School of Computer Science and Information Security, Guilin University of Electronic Technology, Guilin 541004, China.
Brief Bioinform. 2024 May 23;25(4). doi: 10.1093/bib/bbae330.
Mechanisms of protein-DNA interactions are involved in a wide range of biological activities and processes. Accurately identifying binding sites between proteins and DNA is crucial for analyzing genetic material, exploring protein functions, and designing novel drugs. In recent years, several computational methods have been proposed as alternatives to time-consuming and expensive traditional experiments. However, accurately predicting protein-DNA binding sites still remains a challenge.

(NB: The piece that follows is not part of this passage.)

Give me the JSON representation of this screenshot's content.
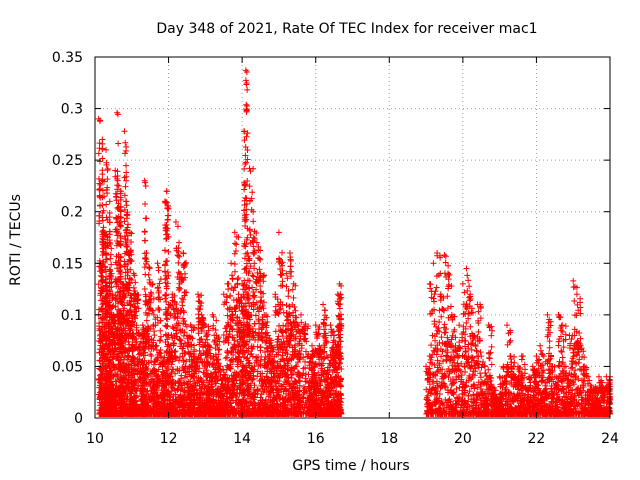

Existing computational methods often rely on handcrafted features and a single-model architecture, leaving room for improvement. We propose a novel computational method, called EGPDI, based on multi-view graph embedding fusion. This approach involves the integration of Equivariant Graph Neural Networks (EGNN) and Graph Convolutional Networks II (GCNII), independently configured to profoundly mine the global and local node embedding representations. An advanced gated multi-head attention mechanism is subsequently employed to capture the attention weights of the dual embedding representations, thereby facilitating the integration of node features. Besides, extra node features from protein language models are introduced to provide more structural information. To our knowledge, this is the first time that multi-view graph embedding fusion has been applied to the task of protein-DNA binding site prediction. The results of five-fold cross-validation and independent testing demonstrate that EGPDI outperforms state-of-the-art methods. Further comparative experiments and case studies also verify the superiority and generalization ability of EGPDI.
蛋白质 - DNA 相互作用的机制涉及广泛的生物活性和过程。准确识别蛋白质和 DNA 之间的结合位点对于分析遗传物质、探索蛋白质功能和设计新型药物至关重要。近年来,已经提出了几种计算方法来替代耗时且昂贵的传统实验。然而,准确预测蛋白质 - DNA 结合位点仍然是一个挑战。现有的计算方法通常依赖于手工制作的特征和单一模型架构,还有改进的空间。我们提出了一种名为 EGPDI 的新的计算方法,它基于多视图图嵌入融合。该方法涉及等变图神经网络 (EGNN) 和图卷积网络 II (GCNII) 的集成,它们分别进行配置,以深入挖掘全局和局部节点嵌入表示。然后,采用先进的门控多头注意机制来捕获双嵌入表示的注意力权重,从而促进节点特征的融合。此外,还引入了来自蛋白质语言模型的额外节点特征,以提供更多的结构信息。据我们所知,这是多视图图嵌入融合首次应用于蛋白质 - DNA 结合位点预测任务。五重交叉验证和独立测试的结果表明,EGPDI 优于最先进的方法。进一步的对比实验和案例研究也验证了 EGPDI 的优越性和泛化能力。